Presented as a collaborative effort between the Scottish Parliament, Pittsburgh’s Andy Warhol Museum and the Carnegie UK Trust (the large portrait of Carnegie taking pride of place is making its UK debut), the exhibition gathers an interesting and freshly-curated cross-section of Warhol’s supposedly political work together. There are portraits in similar format to that of Nixon, including former West German chancellor Willy Brandt in a cigarette holder-flaunting, strangely movie star-like pose, and a 1976 diptych of Jimmy Carter commissioned by the Democratic National Committee to take his image to young voters, which leaves the eventual President looking iconically tense and pensive. From 1985 comes the bright and respectful Reigning Queens triptych, featuring the female monarchs of the Netherlands, Swaziland and the UK, while a late-period and typically multiple image of Lenin is contextualised as a homage to a fellow assassination attempt survivor.

Although there’s a rich variety of style here, Warhol’s attempts to tackle a subject directly – see his posters in support of endangered species campaigns or Joseph Beuys’ German Greens – aren’t as enthralling as the points at which he hangs back and observes it from a voyeuristic distance.

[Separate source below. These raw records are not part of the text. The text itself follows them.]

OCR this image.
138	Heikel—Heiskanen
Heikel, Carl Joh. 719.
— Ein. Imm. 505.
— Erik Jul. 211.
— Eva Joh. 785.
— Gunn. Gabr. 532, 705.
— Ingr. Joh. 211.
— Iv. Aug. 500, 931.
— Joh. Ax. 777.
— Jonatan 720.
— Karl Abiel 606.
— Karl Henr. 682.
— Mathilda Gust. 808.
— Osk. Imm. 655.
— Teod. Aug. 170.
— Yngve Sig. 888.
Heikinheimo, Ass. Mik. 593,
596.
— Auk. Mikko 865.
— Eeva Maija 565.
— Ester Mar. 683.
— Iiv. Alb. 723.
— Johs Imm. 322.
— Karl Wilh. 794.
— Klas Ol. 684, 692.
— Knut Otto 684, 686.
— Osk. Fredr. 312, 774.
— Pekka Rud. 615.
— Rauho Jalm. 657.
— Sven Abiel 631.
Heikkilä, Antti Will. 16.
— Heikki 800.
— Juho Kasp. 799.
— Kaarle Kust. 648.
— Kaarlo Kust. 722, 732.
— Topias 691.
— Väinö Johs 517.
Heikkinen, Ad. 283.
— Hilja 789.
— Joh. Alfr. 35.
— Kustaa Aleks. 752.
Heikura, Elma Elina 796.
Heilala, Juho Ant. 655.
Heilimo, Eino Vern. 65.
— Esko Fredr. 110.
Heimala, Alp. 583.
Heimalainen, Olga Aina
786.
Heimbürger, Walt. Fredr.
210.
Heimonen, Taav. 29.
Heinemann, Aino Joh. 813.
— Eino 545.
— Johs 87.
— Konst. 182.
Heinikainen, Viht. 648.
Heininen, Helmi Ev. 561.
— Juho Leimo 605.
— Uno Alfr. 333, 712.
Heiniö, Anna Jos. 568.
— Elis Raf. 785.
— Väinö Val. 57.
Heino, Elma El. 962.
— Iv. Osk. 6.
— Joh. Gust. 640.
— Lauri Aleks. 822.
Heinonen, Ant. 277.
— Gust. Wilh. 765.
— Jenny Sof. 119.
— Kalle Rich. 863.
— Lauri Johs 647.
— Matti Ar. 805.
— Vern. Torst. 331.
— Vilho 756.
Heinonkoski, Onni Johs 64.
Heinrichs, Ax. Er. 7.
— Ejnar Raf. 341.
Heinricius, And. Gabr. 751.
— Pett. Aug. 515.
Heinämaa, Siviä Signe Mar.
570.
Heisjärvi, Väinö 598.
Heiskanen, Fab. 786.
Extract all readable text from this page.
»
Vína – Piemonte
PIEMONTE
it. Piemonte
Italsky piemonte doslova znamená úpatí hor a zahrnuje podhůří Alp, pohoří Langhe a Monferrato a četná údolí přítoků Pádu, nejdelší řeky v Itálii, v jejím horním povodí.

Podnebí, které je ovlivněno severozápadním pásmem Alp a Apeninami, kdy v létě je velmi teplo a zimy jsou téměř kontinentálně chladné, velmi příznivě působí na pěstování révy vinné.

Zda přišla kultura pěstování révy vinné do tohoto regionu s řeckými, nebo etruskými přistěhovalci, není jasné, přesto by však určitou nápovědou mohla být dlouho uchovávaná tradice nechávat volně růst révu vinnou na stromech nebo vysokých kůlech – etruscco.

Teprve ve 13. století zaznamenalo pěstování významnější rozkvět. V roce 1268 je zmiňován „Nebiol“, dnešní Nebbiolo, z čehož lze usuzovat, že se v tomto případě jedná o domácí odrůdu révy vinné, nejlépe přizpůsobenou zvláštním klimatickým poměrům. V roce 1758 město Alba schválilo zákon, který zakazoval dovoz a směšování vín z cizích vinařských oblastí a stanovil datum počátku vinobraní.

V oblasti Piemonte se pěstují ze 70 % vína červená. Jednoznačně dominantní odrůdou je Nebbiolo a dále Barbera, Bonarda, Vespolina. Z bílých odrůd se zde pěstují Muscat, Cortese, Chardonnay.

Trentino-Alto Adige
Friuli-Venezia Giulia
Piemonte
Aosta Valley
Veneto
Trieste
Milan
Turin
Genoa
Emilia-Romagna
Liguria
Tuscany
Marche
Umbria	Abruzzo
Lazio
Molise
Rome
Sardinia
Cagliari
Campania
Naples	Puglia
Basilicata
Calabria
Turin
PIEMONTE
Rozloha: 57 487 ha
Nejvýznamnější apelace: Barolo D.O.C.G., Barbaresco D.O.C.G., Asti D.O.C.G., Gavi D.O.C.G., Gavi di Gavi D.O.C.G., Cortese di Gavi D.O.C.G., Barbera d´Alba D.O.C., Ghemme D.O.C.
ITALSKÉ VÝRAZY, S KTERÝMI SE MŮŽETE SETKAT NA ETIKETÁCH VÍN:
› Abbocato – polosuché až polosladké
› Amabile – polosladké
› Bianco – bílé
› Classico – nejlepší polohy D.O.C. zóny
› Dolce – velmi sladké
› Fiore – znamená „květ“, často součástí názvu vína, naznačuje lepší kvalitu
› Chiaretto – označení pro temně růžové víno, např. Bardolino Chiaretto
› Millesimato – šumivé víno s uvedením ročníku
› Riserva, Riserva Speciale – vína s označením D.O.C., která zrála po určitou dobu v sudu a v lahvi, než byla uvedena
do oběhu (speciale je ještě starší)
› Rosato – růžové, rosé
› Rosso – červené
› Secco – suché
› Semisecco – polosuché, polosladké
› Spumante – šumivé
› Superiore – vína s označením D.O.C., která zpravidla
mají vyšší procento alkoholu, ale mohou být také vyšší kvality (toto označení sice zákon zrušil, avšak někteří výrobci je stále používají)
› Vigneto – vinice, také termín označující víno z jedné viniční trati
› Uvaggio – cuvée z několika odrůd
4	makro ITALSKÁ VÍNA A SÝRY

See, for example, the iconoclastic pop recreations of the US dollar sign and the Russian hammer and sickle, his mock boxes of tinned soup and fruit passing judgement on art as capitalism, and the haunting Flash-November 22 series of manipulated images and teleprinter copy reports from the Kennedy assassination, restaging the event as a cinematic storyboard or a glossy magazine shoot.